PrayingMantus - could you access the second hard drive before you installed bootit?

I don't quite understand the bootit print out - how many partitions/logical drives are there on the 120GB drive?
 
I created all the partitions on the 120Gb IDE Drive using Bootit NG. According bootit NG, I assume I have 2 X primary & 2 X extended, & 7 X logicals or Volumes on HD0.
 
PrayingMantis, I have bootit ng, and even though bootit says it has formatted the drive to ntfs, winxp still asks me to format that partition. I do the format, and everything works fine.
 
Thanks a lot for all the help guys, I found the problem. I set up most of the partitions as primaries and xp didn’t like that, so I changed it to 1X primary, 1X Extended, & all the rest logicals - which is what fdisk does & now it works fine. Don’t know how it’s going to go when I try to install a couple of Linux distros on some of the partitions, but all should go OK. Thanks again.
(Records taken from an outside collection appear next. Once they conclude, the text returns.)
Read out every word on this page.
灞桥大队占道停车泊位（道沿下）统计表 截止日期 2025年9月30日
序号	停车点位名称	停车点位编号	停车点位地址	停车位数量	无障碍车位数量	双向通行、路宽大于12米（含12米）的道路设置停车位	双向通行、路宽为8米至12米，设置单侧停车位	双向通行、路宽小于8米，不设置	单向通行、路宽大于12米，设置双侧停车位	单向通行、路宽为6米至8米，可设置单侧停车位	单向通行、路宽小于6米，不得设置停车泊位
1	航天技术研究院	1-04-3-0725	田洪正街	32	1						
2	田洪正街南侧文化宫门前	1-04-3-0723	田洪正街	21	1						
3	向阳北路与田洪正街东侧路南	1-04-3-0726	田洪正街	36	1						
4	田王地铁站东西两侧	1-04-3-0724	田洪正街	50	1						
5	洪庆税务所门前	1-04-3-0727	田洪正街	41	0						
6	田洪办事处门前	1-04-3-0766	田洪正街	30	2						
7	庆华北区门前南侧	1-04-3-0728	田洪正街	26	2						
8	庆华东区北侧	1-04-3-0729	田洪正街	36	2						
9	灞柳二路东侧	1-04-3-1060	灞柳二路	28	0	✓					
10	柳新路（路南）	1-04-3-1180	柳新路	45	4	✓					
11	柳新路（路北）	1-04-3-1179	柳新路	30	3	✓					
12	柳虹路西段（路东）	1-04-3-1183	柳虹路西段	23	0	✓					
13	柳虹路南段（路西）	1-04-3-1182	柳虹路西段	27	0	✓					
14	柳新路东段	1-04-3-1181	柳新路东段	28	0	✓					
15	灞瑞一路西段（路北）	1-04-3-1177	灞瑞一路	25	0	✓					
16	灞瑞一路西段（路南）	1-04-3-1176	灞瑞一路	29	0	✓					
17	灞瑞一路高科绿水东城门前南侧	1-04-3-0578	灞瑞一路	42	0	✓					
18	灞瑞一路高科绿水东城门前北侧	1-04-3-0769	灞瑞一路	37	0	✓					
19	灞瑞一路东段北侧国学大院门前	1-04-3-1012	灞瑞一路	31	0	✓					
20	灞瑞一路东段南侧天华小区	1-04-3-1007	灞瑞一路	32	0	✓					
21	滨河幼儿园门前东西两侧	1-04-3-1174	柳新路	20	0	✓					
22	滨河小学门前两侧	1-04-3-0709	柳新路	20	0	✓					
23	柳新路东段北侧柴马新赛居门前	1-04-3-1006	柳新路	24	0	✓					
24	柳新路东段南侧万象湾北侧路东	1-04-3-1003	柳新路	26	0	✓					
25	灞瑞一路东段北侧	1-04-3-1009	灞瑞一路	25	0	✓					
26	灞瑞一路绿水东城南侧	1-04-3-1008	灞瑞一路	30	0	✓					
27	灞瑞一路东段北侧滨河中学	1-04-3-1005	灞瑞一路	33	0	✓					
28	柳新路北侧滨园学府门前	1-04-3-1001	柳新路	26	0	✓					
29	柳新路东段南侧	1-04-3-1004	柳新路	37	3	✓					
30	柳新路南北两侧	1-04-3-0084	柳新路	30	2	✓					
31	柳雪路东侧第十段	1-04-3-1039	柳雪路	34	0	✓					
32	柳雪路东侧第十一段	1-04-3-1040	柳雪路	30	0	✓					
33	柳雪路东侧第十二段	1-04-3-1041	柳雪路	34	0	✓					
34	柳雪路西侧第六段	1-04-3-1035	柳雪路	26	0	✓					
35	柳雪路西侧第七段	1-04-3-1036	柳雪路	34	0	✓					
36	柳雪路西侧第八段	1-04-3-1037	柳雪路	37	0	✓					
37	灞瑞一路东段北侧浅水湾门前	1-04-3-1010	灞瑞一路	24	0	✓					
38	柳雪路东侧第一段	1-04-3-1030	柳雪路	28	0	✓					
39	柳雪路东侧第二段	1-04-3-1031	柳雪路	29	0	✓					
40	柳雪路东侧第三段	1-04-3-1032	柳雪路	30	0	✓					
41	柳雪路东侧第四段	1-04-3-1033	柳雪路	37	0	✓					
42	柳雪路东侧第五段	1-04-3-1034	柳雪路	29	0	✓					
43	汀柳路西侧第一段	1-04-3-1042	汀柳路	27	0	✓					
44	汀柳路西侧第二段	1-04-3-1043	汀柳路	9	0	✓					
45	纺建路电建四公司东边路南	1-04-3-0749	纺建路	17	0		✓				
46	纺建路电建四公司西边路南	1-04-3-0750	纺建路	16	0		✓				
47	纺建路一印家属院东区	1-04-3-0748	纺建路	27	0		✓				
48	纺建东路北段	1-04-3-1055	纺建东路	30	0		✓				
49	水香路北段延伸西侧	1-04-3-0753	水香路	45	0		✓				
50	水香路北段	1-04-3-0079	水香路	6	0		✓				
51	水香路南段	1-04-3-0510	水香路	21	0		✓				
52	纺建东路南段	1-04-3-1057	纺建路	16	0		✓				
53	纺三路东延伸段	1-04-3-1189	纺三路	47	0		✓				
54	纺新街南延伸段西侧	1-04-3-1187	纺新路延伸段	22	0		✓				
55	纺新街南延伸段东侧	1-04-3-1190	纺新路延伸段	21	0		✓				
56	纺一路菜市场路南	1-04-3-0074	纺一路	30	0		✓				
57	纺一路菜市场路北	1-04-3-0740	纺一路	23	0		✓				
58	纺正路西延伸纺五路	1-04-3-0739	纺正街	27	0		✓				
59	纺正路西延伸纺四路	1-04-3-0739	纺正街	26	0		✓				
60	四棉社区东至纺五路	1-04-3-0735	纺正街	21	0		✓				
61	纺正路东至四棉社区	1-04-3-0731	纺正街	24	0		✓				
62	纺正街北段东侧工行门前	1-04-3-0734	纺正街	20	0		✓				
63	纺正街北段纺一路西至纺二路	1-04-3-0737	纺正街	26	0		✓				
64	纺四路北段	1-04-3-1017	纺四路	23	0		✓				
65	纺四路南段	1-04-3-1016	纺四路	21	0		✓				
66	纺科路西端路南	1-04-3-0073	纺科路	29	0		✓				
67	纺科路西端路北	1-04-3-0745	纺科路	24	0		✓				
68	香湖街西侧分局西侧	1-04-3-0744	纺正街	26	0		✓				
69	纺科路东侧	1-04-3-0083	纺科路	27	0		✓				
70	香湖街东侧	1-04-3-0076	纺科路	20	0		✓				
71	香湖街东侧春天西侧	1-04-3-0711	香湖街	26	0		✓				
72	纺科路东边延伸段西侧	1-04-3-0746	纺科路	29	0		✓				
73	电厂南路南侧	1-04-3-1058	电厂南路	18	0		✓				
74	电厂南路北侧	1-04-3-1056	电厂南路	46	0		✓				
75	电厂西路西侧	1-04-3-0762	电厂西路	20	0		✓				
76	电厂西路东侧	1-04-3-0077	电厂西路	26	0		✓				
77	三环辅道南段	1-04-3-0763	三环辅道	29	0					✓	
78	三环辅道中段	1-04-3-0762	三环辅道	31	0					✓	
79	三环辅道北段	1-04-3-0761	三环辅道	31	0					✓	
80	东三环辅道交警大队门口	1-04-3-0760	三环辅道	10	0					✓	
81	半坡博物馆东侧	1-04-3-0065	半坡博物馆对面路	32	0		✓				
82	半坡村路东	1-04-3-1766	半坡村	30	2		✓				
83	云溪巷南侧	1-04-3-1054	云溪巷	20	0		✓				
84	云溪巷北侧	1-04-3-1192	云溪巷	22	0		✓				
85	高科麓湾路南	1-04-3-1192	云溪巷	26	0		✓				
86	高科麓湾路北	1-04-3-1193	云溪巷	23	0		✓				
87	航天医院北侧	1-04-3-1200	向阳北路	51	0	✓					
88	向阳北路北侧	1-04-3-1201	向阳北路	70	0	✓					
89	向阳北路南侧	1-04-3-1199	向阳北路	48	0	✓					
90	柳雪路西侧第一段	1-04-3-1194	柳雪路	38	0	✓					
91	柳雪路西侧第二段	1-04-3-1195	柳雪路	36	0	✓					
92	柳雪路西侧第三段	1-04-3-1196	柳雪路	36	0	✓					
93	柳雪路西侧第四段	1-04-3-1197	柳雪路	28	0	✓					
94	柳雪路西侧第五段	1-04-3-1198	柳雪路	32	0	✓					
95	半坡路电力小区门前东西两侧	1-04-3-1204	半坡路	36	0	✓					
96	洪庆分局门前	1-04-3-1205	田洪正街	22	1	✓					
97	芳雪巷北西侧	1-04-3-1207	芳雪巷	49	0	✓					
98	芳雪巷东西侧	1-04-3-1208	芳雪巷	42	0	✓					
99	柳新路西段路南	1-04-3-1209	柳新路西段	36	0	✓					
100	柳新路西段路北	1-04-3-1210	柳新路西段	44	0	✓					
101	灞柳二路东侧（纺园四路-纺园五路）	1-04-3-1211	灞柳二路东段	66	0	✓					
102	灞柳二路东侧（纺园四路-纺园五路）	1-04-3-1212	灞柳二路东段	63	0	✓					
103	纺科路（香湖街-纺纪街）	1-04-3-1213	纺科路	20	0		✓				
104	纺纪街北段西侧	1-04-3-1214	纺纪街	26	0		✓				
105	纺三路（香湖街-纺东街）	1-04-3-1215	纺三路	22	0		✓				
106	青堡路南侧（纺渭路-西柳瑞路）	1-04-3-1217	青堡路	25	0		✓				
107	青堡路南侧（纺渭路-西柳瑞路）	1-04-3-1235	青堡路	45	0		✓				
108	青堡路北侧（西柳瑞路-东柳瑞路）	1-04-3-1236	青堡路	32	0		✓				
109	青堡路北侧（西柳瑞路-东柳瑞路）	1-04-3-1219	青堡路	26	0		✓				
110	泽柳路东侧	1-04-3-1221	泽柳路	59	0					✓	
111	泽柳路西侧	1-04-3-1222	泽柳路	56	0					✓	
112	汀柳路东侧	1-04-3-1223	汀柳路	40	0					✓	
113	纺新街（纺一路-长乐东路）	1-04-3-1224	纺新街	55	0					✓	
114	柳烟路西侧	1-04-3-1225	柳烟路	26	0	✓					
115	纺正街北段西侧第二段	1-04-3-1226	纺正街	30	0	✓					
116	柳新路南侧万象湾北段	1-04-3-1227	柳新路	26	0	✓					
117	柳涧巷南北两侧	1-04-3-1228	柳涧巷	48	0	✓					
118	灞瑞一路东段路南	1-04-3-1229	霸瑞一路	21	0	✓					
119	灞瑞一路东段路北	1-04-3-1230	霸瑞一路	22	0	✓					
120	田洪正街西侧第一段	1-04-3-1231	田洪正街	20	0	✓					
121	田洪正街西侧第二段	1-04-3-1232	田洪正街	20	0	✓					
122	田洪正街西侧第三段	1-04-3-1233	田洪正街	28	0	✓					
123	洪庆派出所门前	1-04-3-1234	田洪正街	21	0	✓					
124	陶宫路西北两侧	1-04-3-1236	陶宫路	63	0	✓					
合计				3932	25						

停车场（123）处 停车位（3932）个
Tell me ObiDad - do you like bootit? how long you been useing it for?
 
PrayingMantus - I did try out bootit in an earlier incarnation several years ago (it was too complicated/unstable for my needs - ended up with boot-us, linked above) - I'd forgotten its got its own 'partition overlay' feature (so you can far exceed the normal limits - which if you don't know are max 4 primary partitions per disk or 3 primaries & 1 extended (which can be subdivided into logical drives). The thing is - only bootit can manage the partition structure if you exceed normal limits. In my experience, this doesn't make for a stable system - particularly with multi-booting (given the problems you can have with operating systems overwriting other's boot sectors etc). I always use primary partitions for operating systems (apart from linux, which when I do install it, I let do its own thing). With 2 hard drives, you've got room for a fair few o/s just using normal partitioning (unless you're going for a mega installation of course!) - I've got 6 on mine (was 8).

So, my advice is to stick to normal partitioning - unless you have pressing reasons for up to 200 partitions - it makes multibooting much more stable.